The prison controller curbs the government’s “guilty inertia”

Remand prisons which “overflow” and the State “which looks away”. In her annual report published on Thursday, the prison controller Dominique Simonnot curbs the “guilty inertia” of the government in the face of record prison overcrowding in France. “Inertia, definition: lack of activity, energy. State of what does not move or barely moves. Synonyms: apathy, immobility, inaction, ease”, attacks Dominique Simonnot in the foreword to this report which paints a very black picture of violations of rights in prisons but also psychiatric hospitals or administrative detention centers.

“Inertia is a wall against which the incessant alerts of the Comptroller General of Places of Deprivation of Liberty (CGLPL) come up against the deplorable state of the places he visits”, laments the former journalist of the chained duck. As an echo of her statements when she arrived at the head of this independent administrative authority, in the fall of 2020. She then warned that she did not want to “use as an alibi” and that she intended to see her recommendations, although non-binding, applied “with the greatest firmness”.

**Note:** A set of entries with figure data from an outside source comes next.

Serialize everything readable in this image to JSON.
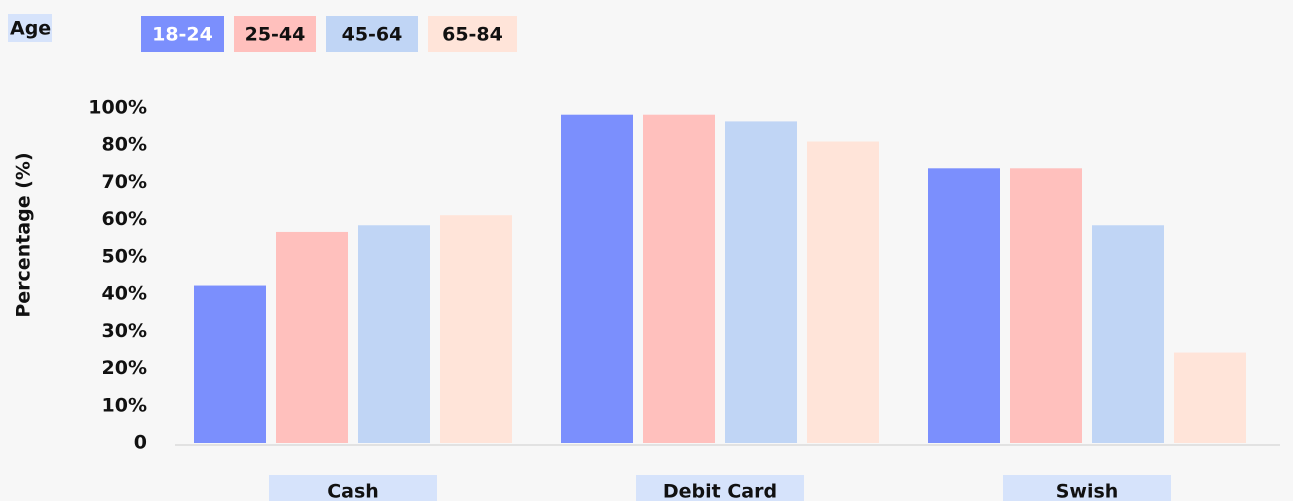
{
  "chart_data": {
    "type": "bar",
    "legend_title": "Age",
    "y_axis_title": "Percentage (%)",
    "y_axis_labels": [
      "100%",
      "80%",
      "70%",
      "60%",
      "50%",
      "40%",
      "30%",
      "20%",
      "10%",
      "0"
    ],
    "ylim": [
      0,
      100
    ],
    "categories": [
      "Cash",
      "Debit Card",
      "Swish"
    ],
    "series": [
      {
        "name": "18-24",
        "color": "#7b8ffd",
        "values": [
          47,
          98,
          82
        ]
      },
      {
        "name": "25-44",
        "color": "#ffc0bd",
        "values": [
          63,
          98,
          82
        ]
      },
      {
        "name": "45-64",
        "color": "#c0d5f5",
        "values": [
          65,
          96,
          65
        ]
      },
      {
        "name": "65-84",
        "color": "#ffe4d9",
        "values": [
          68,
          90,
          27
        ]
      }
    ]
  }
}
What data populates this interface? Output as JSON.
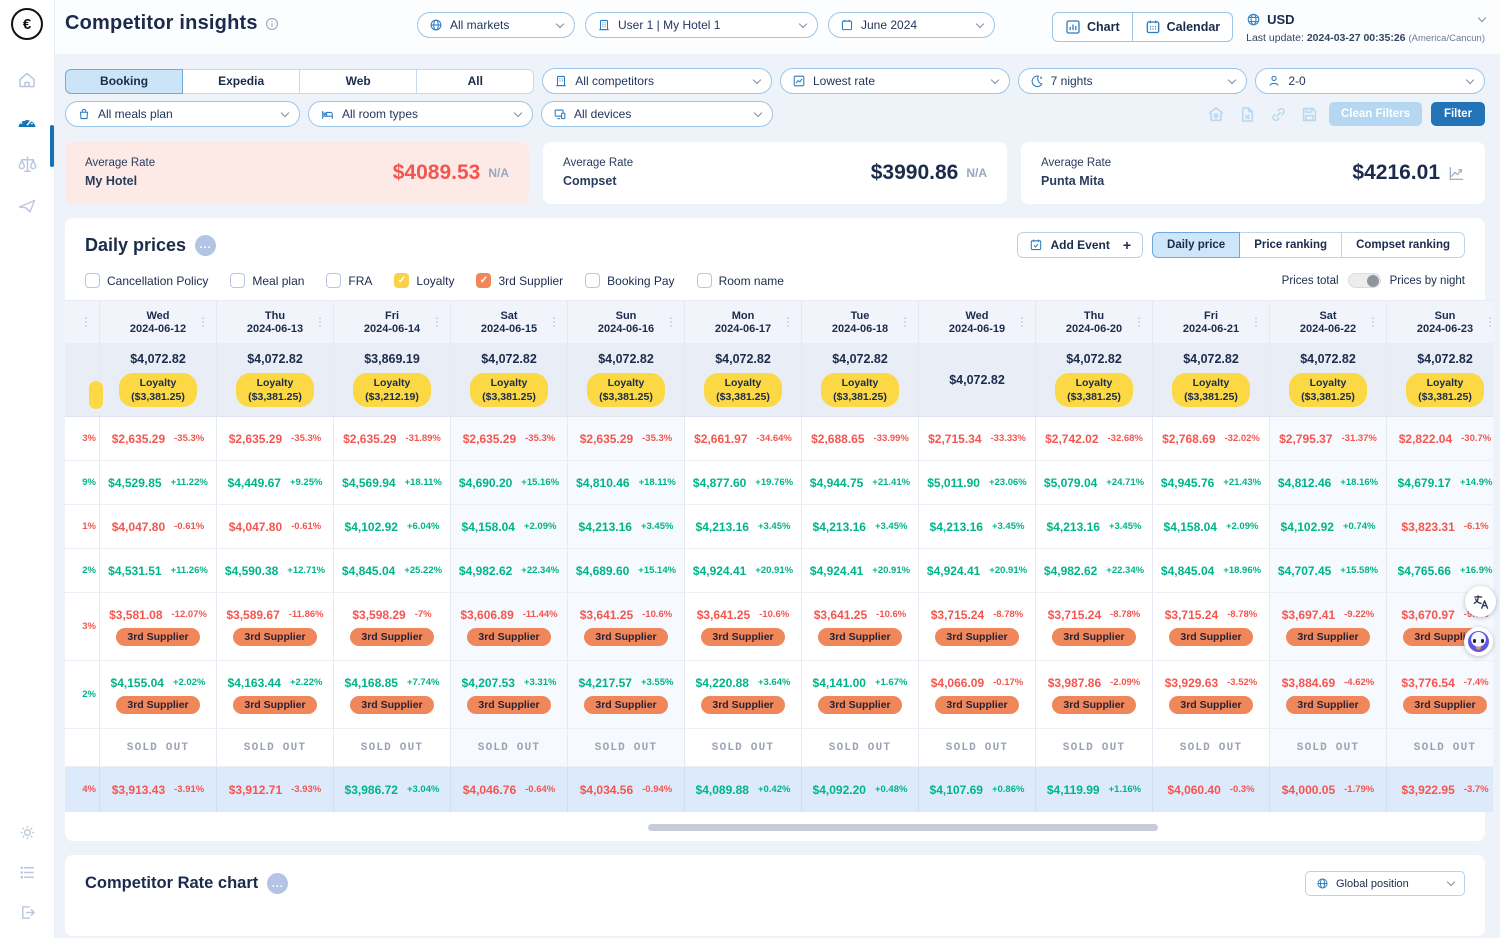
{
  "app": {
    "title": "Competitor insights",
    "currency": "USD",
    "last_update_label": "Last update:",
    "last_update_value": "2024-03-27 00:35:26",
    "last_update_timezone": "(America/Cancun)"
  },
  "header": {
    "markets": "All markets",
    "user_hotel": "User 1 | My Hotel 1",
    "month": "June 2024",
    "view_chart": "Chart",
    "view_calendar": "Calendar"
  },
  "filters": {
    "sources": [
      {
        "label": "Booking",
        "selected": true
      },
      {
        "label": "Expedia",
        "selected": false
      },
      {
        "label": "Web",
        "selected": false
      },
      {
        "label": "All",
        "selected": false
      }
    ],
    "competitors": "All competitors",
    "rate": "Lowest rate",
    "nights": "7 nights",
    "occupancy": "2-0",
    "meals": "All meals plan",
    "rooms": "All room types",
    "devices": "All devices",
    "clean_filters": "Clean Filters",
    "filter": "Filter"
  },
  "summary": [
    {
      "label": "Average Rate",
      "name": "My Hotel",
      "price": "$4089.53",
      "na": "N/A"
    },
    {
      "label": "Average Rate",
      "name": "Compset",
      "price": "$3990.86",
      "na": "N/A"
    },
    {
      "label": "Average Rate",
      "name": "Punta Mita",
      "price": "$4216.01"
    }
  ],
  "daily": {
    "title": "Daily prices",
    "add_event": "Add Event",
    "tabs": [
      {
        "label": "Daily price",
        "selected": true
      },
      {
        "label": "Price ranking",
        "selected": false
      },
      {
        "label": "Compset ranking",
        "selected": false
      }
    ],
    "checkboxes": [
      {
        "label": "Cancellation Policy",
        "checked": false,
        "color": null
      },
      {
        "label": "Meal plan",
        "checked": false,
        "color": null
      },
      {
        "label": "FRA",
        "checked": false,
        "color": null
      },
      {
        "label": "Loyalty",
        "checked": true,
        "color": "#f8d24b"
      },
      {
        "label": "3rd Supplier",
        "checked": true,
        "color": "#f0875a"
      },
      {
        "label": "Booking Pay",
        "checked": false,
        "color": null
      },
      {
        "label": "Room name",
        "checked": false,
        "color": null
      }
    ],
    "price_mode_left": "Prices total",
    "price_mode_right": "Prices by night"
  },
  "price_table": {
    "loyalty_label": "Loyalty",
    "columns": [
      {
        "day": "Wed",
        "date": "2024-06-12",
        "weekend": false
      },
      {
        "day": "Thu",
        "date": "2024-06-13",
        "weekend": false
      },
      {
        "day": "Fri",
        "date": "2024-06-14",
        "weekend": false
      },
      {
        "day": "Sat",
        "date": "2024-06-15",
        "weekend": true
      },
      {
        "day": "Sun",
        "date": "2024-06-16",
        "weekend": true
      },
      {
        "day": "Mon",
        "date": "2024-06-17",
        "weekend": false
      },
      {
        "day": "Tue",
        "date": "2024-06-18",
        "weekend": false
      },
      {
        "day": "Wed",
        "date": "2024-06-19",
        "weekend": false
      },
      {
        "day": "Thu",
        "date": "2024-06-20",
        "weekend": false
      },
      {
        "day": "Fri",
        "date": "2024-06-21",
        "weekend": false
      },
      {
        "day": "Sat",
        "date": "2024-06-22",
        "weekend": true
      },
      {
        "day": "Sun",
        "date": "2024-06-23",
        "weekend": true
      }
    ],
    "my_hotel": {
      "prices": [
        "$4,072.82",
        "$4,072.82",
        "$3,869.19",
        "$4,072.82",
        "$4,072.82",
        "$4,072.82",
        "$4,072.82",
        "$4,072.82",
        "$4,072.82",
        "$4,072.82",
        "$4,072.82",
        "$4,072.82"
      ],
      "loyalty": [
        "($3,381.25)",
        "($3,381.25)",
        "($3,212.19)",
        "($3,381.25)",
        "($3,381.25)",
        "($3,381.25)",
        "($3,381.25)",
        null,
        "($3,381.25)",
        "($3,381.25)",
        "($3,381.25)",
        "($3,381.25)"
      ]
    },
    "rows": [
      {
        "fragment": "3%",
        "fragment_neg": true,
        "badge": null,
        "cells": [
          [
            "$2,635.29",
            "-35.3%"
          ],
          [
            "$2,635.29",
            "-35.3%"
          ],
          [
            "$2,635.29",
            "-31.89%"
          ],
          [
            "$2,635.29",
            "-35.3%"
          ],
          [
            "$2,635.29",
            "-35.3%"
          ],
          [
            "$2,661.97",
            "-34.64%"
          ],
          [
            "$2,688.65",
            "-33.99%"
          ],
          [
            "$2,715.34",
            "-33.33%"
          ],
          [
            "$2,742.02",
            "-32.68%"
          ],
          [
            "$2,768.69",
            "-32.02%"
          ],
          [
            "$2,795.37",
            "-31.37%"
          ],
          [
            "$2,822.04",
            "-30.7%"
          ]
        ]
      },
      {
        "fragment": "9%",
        "fragment_neg": false,
        "badge": null,
        "cells": [
          [
            "$4,529.85",
            "+11.22%"
          ],
          [
            "$4,449.67",
            "+9.25%"
          ],
          [
            "$4,569.94",
            "+18.11%"
          ],
          [
            "$4,690.20",
            "+15.16%"
          ],
          [
            "$4,810.46",
            "+18.11%"
          ],
          [
            "$4,877.60",
            "+19.76%"
          ],
          [
            "$4,944.75",
            "+21.41%"
          ],
          [
            "$5,011.90",
            "+23.06%"
          ],
          [
            "$5,079.04",
            "+24.71%"
          ],
          [
            "$4,945.76",
            "+21.43%"
          ],
          [
            "$4,812.46",
            "+18.16%"
          ],
          [
            "$4,679.17",
            "+14.9%"
          ]
        ]
      },
      {
        "fragment": "1%",
        "fragment_neg": true,
        "badge": null,
        "cells": [
          [
            "$4,047.80",
            "-0.61%"
          ],
          [
            "$4,047.80",
            "-0.61%"
          ],
          [
            "$4,102.92",
            "+6.04%"
          ],
          [
            "$4,158.04",
            "+2.09%"
          ],
          [
            "$4,213.16",
            "+3.45%"
          ],
          [
            "$4,213.16",
            "+3.45%"
          ],
          [
            "$4,213.16",
            "+3.45%"
          ],
          [
            "$4,213.16",
            "+3.45%"
          ],
          [
            "$4,213.16",
            "+3.45%"
          ],
          [
            "$4,158.04",
            "+2.09%"
          ],
          [
            "$4,102.92",
            "+0.74%"
          ],
          [
            "$3,823.31",
            "-6.1%"
          ]
        ]
      },
      {
        "fragment": "2%",
        "fragment_neg": false,
        "badge": null,
        "cells": [
          [
            "$4,531.51",
            "+11.26%"
          ],
          [
            "$4,590.38",
            "+12.71%"
          ],
          [
            "$4,845.04",
            "+25.22%"
          ],
          [
            "$4,982.62",
            "+22.34%"
          ],
          [
            "$4,689.60",
            "+15.14%"
          ],
          [
            "$4,924.41",
            "+20.91%"
          ],
          [
            "$4,924.41",
            "+20.91%"
          ],
          [
            "$4,924.41",
            "+20.91%"
          ],
          [
            "$4,982.62",
            "+22.34%"
          ],
          [
            "$4,845.04",
            "+18.96%"
          ],
          [
            "$4,707.45",
            "+15.58%"
          ],
          [
            "$4,765.66",
            "+16.9%"
          ]
        ]
      },
      {
        "fragment": "3%",
        "fragment_neg": true,
        "badge": "3rd Supplier",
        "cells": [
          [
            "$3,581.08",
            "-12.07%"
          ],
          [
            "$3,589.67",
            "-11.86%"
          ],
          [
            "$3,598.29",
            "-7%"
          ],
          [
            "$3,606.89",
            "-11.44%"
          ],
          [
            "$3,641.25",
            "-10.6%"
          ],
          [
            "$3,641.25",
            "-10.6%"
          ],
          [
            "$3,641.25",
            "-10.6%"
          ],
          [
            "$3,715.24",
            "-8.78%"
          ],
          [
            "$3,715.24",
            "-8.78%"
          ],
          [
            "$3,715.24",
            "-8.78%"
          ],
          [
            "$3,697.41",
            "-9.22%"
          ],
          [
            "$3,670.97",
            "-9.9%"
          ]
        ]
      },
      {
        "fragment": "2%",
        "fragment_neg": false,
        "badge": "3rd Supplier",
        "cells": [
          [
            "$4,155.04",
            "+2.02%"
          ],
          [
            "$4,163.44",
            "+2.22%"
          ],
          [
            "$4,168.85",
            "+7.74%"
          ],
          [
            "$4,207.53",
            "+3.31%"
          ],
          [
            "$4,217.57",
            "+3.55%"
          ],
          [
            "$4,220.88",
            "+3.64%"
          ],
          [
            "$4,141.00",
            "+1.67%"
          ],
          [
            "$4,066.09",
            "-0.17%"
          ],
          [
            "$3,987.86",
            "-2.09%"
          ],
          [
            "$3,929.63",
            "-3.52%"
          ],
          [
            "$3,884.69",
            "-4.62%"
          ],
          [
            "$3,776.54",
            "-7.4%"
          ]
        ]
      }
    ],
    "sold_out": "SOLD OUT",
    "total_row": {
      "fragment": "4%",
      "fragment_neg": true,
      "cells": [
        [
          "$3,913.43",
          "-3.91%"
        ],
        [
          "$3,912.71",
          "-3.93%"
        ],
        [
          "$3,986.72",
          "+3.04%"
        ],
        [
          "$4,046.76",
          "-0.64%"
        ],
        [
          "$4,034.56",
          "-0.94%"
        ],
        [
          "$4,089.88",
          "+0.42%"
        ],
        [
          "$4,092.20",
          "+0.48%"
        ],
        [
          "$4,107.69",
          "+0.86%"
        ],
        [
          "$4,119.99",
          "+1.16%"
        ],
        [
          "$4,060.40",
          "-0.3%"
        ],
        [
          "$4,000.05",
          "-1.79%"
        ],
        [
          "$3,922.95",
          "-3.7%"
        ]
      ]
    }
  },
  "bottom": {
    "title": "Competitor Rate chart",
    "dropdown": "Global position"
  }
}
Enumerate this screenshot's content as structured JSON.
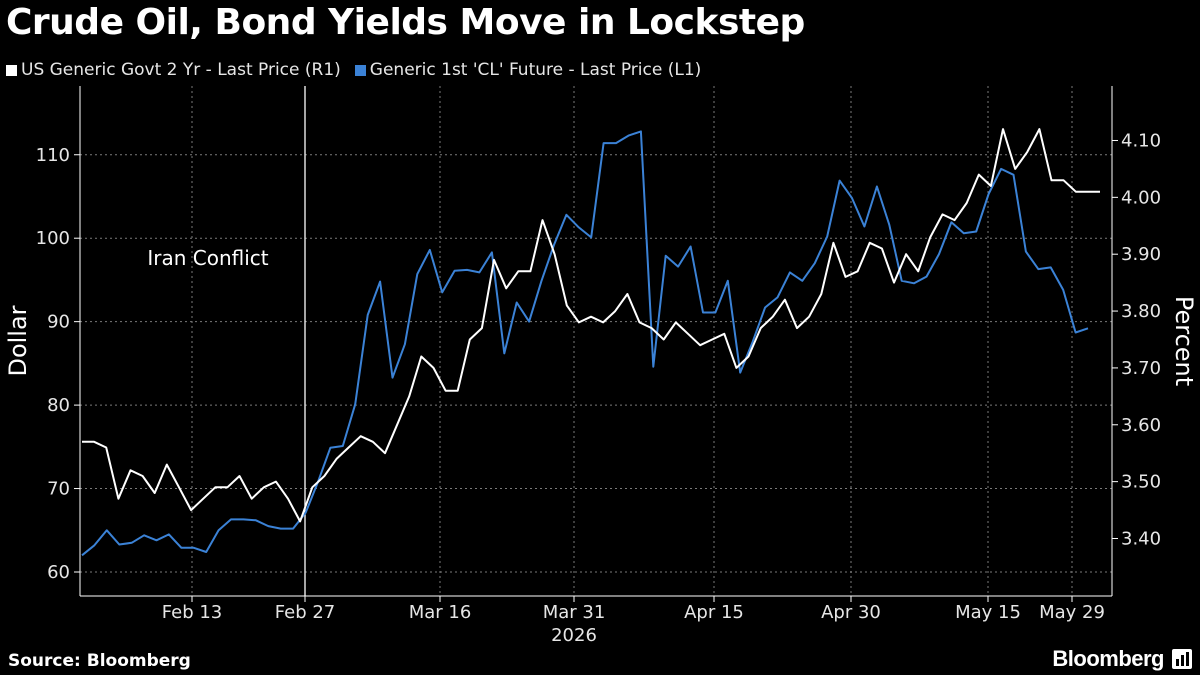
{
  "title": "Crude Oil, Bond Yields Move in Lockstep",
  "footer": {
    "source": "Source: Bloomberg",
    "brand": "Bloomberg"
  },
  "colors": {
    "background": "#000000",
    "yield_line": "#ffffff",
    "oil_line": "#3b82d6",
    "grid": "#7a7a7a"
  },
  "brand_icon": "terminal-chart-icon",
  "chart_data": {
    "type": "line",
    "xlabel_year": "2026",
    "x_ticks": [
      "Feb 13",
      "Feb 27",
      "Mar 16",
      "Mar 31",
      "Apr 15",
      "Apr 30",
      "May 15",
      "May 29"
    ],
    "left_axis": {
      "title": "Dollar",
      "ylim": [
        58,
        118
      ],
      "ticks": [
        60,
        70,
        80,
        90,
        100,
        110
      ]
    },
    "right_axis": {
      "title": "Percent",
      "ylim": [
        3.29,
        4.24
      ],
      "ticks": [
        "3.40",
        "3.50",
        "3.60",
        "3.70",
        "3.80",
        "3.90",
        "4.00",
        "4.10"
      ]
    },
    "grid": true,
    "legend_position": "top-left",
    "annotation": {
      "label": "Iran Conflict",
      "x": "Feb 27"
    },
    "series": [
      {
        "name": "US Generic Govt 2 Yr - Last Price (R1)",
        "axis": "right",
        "values": [
          3.57,
          3.57,
          3.56,
          3.47,
          3.52,
          3.51,
          3.48,
          3.53,
          3.49,
          3.45,
          3.47,
          3.49,
          3.49,
          3.51,
          3.47,
          3.49,
          3.5,
          3.47,
          3.43,
          3.49,
          3.51,
          3.54,
          3.56,
          3.58,
          3.57,
          3.55,
          3.6,
          3.65,
          3.72,
          3.7,
          3.66,
          3.66,
          3.75,
          3.77,
          3.89,
          3.84,
          3.87,
          3.87,
          3.96,
          3.9,
          3.81,
          3.78,
          3.79,
          3.78,
          3.8,
          3.83,
          3.78,
          3.77,
          3.75,
          3.78,
          3.76,
          3.74,
          3.75,
          3.76,
          3.7,
          3.72,
          3.77,
          3.79,
          3.82,
          3.77,
          3.79,
          3.83,
          3.92,
          3.86,
          3.87,
          3.92,
          3.91,
          3.85,
          3.9,
          3.87,
          3.93,
          3.97,
          3.96,
          3.99,
          4.04,
          4.02,
          4.12,
          4.05,
          4.08,
          4.12,
          4.03,
          4.03,
          4.01,
          4.01,
          4.01
        ]
      },
      {
        "name": "Generic 1st 'CL' Future - Last Price (L1)",
        "axis": "left",
        "values": [
          62.0,
          63.2,
          65.0,
          63.3,
          63.5,
          64.4,
          63.8,
          64.5,
          62.9,
          62.9,
          62.4,
          65.0,
          66.3,
          66.3,
          66.2,
          65.5,
          65.2,
          65.2,
          67.1,
          70.8,
          74.9,
          75.1,
          80.1,
          90.8,
          94.8,
          83.3,
          87.3,
          95.7,
          98.6,
          93.5,
          96.1,
          96.2,
          95.9,
          98.3,
          86.2,
          92.3,
          90.0,
          94.9,
          99.2,
          102.8,
          101.3,
          100.1,
          111.4,
          111.4,
          112.3,
          112.8,
          84.6,
          97.9,
          96.6,
          99.0,
          91.1,
          91.1,
          94.9,
          83.9,
          87.6,
          91.7,
          92.9,
          95.9,
          94.9,
          97.0,
          100.2,
          106.9,
          104.8,
          101.4,
          106.2,
          101.6,
          94.9,
          94.6,
          95.4,
          98.1,
          101.9,
          100.6,
          100.8,
          105.3,
          108.3,
          107.6,
          98.4,
          96.3,
          96.5,
          93.8,
          88.7,
          89.2
        ]
      }
    ]
  }
}
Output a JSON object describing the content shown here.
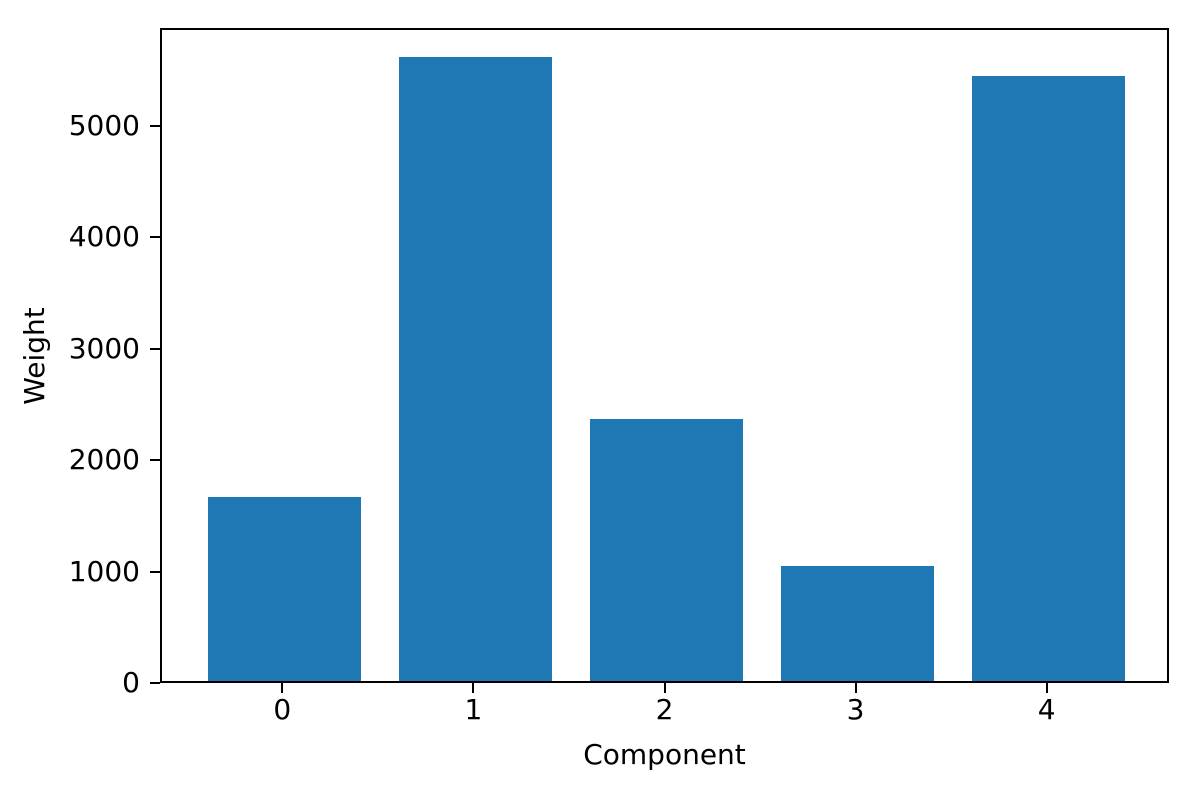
{
  "chart_data": {
    "type": "bar",
    "categories": [
      "0",
      "1",
      "2",
      "3",
      "4"
    ],
    "values": [
      1650,
      5600,
      2350,
      1030,
      5430
    ],
    "xlabel": "Component",
    "ylabel": "Weight",
    "yticks": [
      0,
      1000,
      2000,
      3000,
      4000,
      5000
    ],
    "ylim": [
      0,
      5880
    ],
    "xlim": [
      -0.64,
      4.64
    ],
    "bar_width": 0.8,
    "bar_color": "#1f77b4",
    "axis_color": "#000000",
    "grid": false,
    "legend": "none"
  }
}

New peak in French prisons

“We will try to be fierce,” Dominique Simonnot also said in an interview with AFP. Almost three years later, the Comptroller General is still sounding the alarm as a new historic peak has just been reached in French prisons with 73,080 detainees on April 1 for 60,899 places, and an average occupancy rate which climbs to 142.2% in remand prisons.

This record overcrowding inflicts “prisoners to live three to a cell, 21 hours a day – in less than 1 m2 of living space per person – to be nibbled by bedbugs, invaded by cockroaches and rats”, recounts Dominique Simonnot. She forces “2,100 of them to sleep on a mattress on the floor”, she points out. The independent authority, she recalls, “recommends since 2017” the establishment of a prison regulation mechanism enshrined in law, which would make it possible to examine the possibilities of leaving a prisoner at the end of his sentence before to bring in other detainees.

A promise “smells rancid”

But “despite insistent steps (…), the public authorities do not seem determined to modify the rule of law”, regrets the CGLPL. She reprimands the “solution put forward by the State” to fight against the scourge of prison overcrowding, that of the construction of 15,000 new prison places by 2027. A “famous promise smelling rancid, since these 15,000 places were already proclaimed in 2017 for 2022 “and were” very modestly reduced, to 2,000 at the end of 2021 “, accuses the comptroller general.

The CGLPL, which is responsible for ensuring respect for fundamental rights in prisons, but also psychiatric hospitals, administrative detention centres, closed educational centers and police custody premises, carried out 115 inspection visits to establishments in 2022. In all these places of deprivation of liberty, the finding of the Comptroller General is also “very alarming”. Of all the findings contained in this 188-page report, “overhangs (…) the feeling of an abandonment of the State”, she criticizes.